Pre-tax profit jumps at privately owned architect but decision on Bordeaux Law Courts redesign work is imminent.
Architect Richard Rogers Partnership saw pre-tax profit rise 53% to £479 675 for the year to 30 June 1998.

Results filed at Companies House show that the privately owned practice also increased its turnover 29% from £10.45m to £13.47m during the year. “The directors are satisfied with progress and expect it to continue for the foreseeable future,” said the results statement.

A company spokesperson described the results as “very buoyant” but would not give predictions for the coming year. “There is no constant. It depends on which briefs come in and which we accept,” he said.

The company is awaiting the imminent decision on its redesign of the glass mullions on the Bordeaux Law Courts which cracked last year. A third of the 74 fin-like structures that support the building's 15 m high, 75 m long facade had failed.

Richard Rogers, with engineer Ove Arup & Partners, subsequently drew up a scheme to replace them that was submitted to an inquiry by the French bureau of public works. The inquiry will decide on the scheme’s feasibility and rule on which party should pay for the work.

At the time, Ivan Harbour, project architect for Richard Rogers, said the inquiry was launched by the client in a bid to avoid paying for replacement work. The inquiry is now finished but is waiting to test variations in temperature and their effect on the glass.

A spokesperson for Richard Rogers said: “The delay and the new scheme have pushed up the cost, and presumably the mullions are going to have to be replaced at some time. But I wouldn't say the ball falls in our court. We do, of course, have contractual suppliers.” Richard Rogers is about to begin work on a number of large hotel and residential projects in Europe.
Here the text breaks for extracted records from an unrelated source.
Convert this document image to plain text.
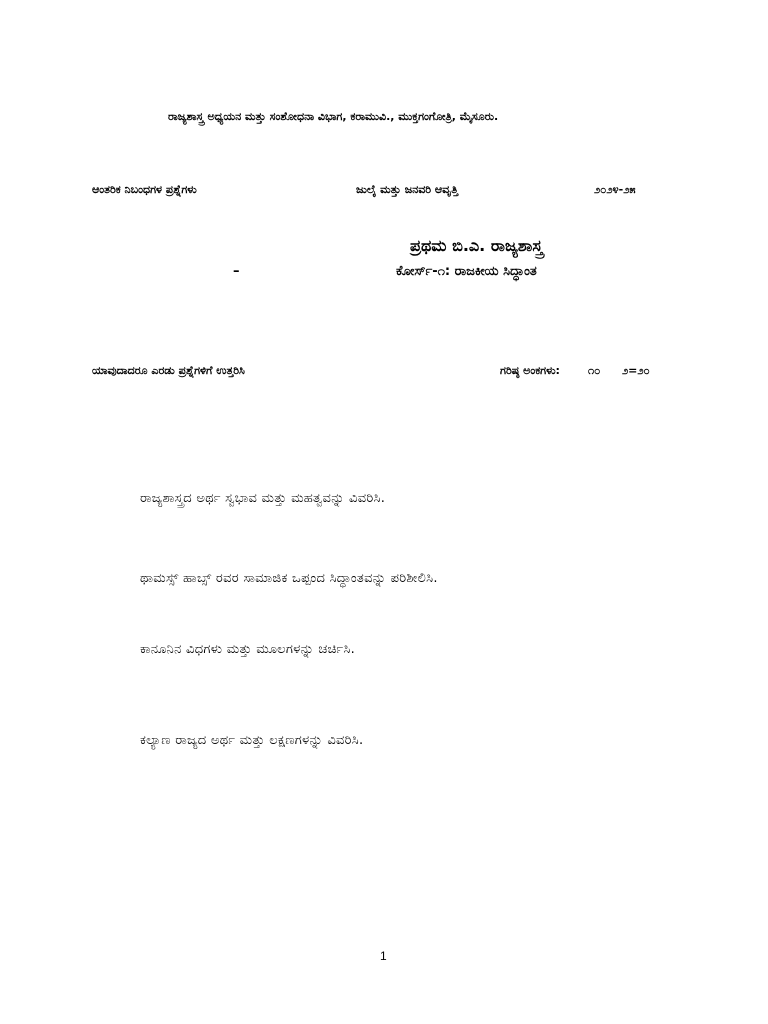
ರಾಜ್ಯಶಾಸ್ತ್ರ ಅಧ್ಯಯನ ಮತ್ತು ಸಂಶೋಧನಾ ವಿಭಾಗ, ಕರಾಮುವಿ., ಮುಕ್ತಗಂಗೋತ್ರಿ, ಮೈಸೂರು.
ಆಂತರಿಕ ನಿಬಂಧಗಳ ಪ್ರಶ್ನೆಗಳು	ಜುಲೈ ಮತ್ತು ಜನವರಿ ಆವೃತ್ತಿ	೨೦೨೪-೨೫
ಪ್ರಥಮ ಬಿ.ಎ. ರಾಜ್ಯಶಾಸ್ತ್ರ
–	ಕೋರ್ಸ್-೧: ರಾಜಕೀಯ ಸಿದ್ಧಾಂತ
ಯಾವುದಾದರೂ ಎರಡು ಪ್ರಶ್ನೆಗಳಿಗೆ ಉತ್ತರಿಸಿ	ಗರಿಷ್ಠ ಅಂಕಗಳು:	೧೦ ೨=೨೦
ರಾಜ್ಯಶಾಸ್ತ್ರದ ಅರ್ಥ ಸ್ವಭಾವ ಮತ್ತು ಮಹತ್ವವನ್ನು ವಿವರಿಸಿ.
ಥಾಮಸ್ಸ್ ಹಾಬ್ಸ್ ರವರ ಸಾಮಾಜಿಕ ಒಪ್ಪಂದ ಸಿದ್ಧಾಂತವನ್ನು ಪರಿಶೀಲಿಸಿ.
ಕಾನೂನಿನ ವಿಧಗಳು ಮತ್ತು ಮೂಲಗಳನ್ನು ಚರ್ಚಿಸಿ.
ಕಲ್ಯಾಣ ರಾಜ್ಯದ ಅರ್ಥ ಮತ್ತು ಲಕ್ಷಣಗಳನ್ನು ವಿವರಿಸಿ.
1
And work has begun on the £40m McArthur Glen shopping centre in Ashford, Kent – the first retail centre designed by the architect.

Other major projects include the Welsh assembly in Cardiff – due for completion in April 2001 – and a £50m law court complex in Antwerp, Belgium.

Highlights of the company's results for 1997-98 include:

  • turnover in Europe rose almost 50% at £2.4m
  • UK turnover increased 20% to £10m while sales in the rest of the world almost doubled to £1m
  • group operating profit was up 51% from £316 934 to £480 150
  • 5% of the company's profits are shared between staff
  • charitable donations of £808 000 were made by the company, more than double the £323 000 made in the previous 12 months
  • The practice took on 13 more architects, which helped expand its total staff from 101 to 124.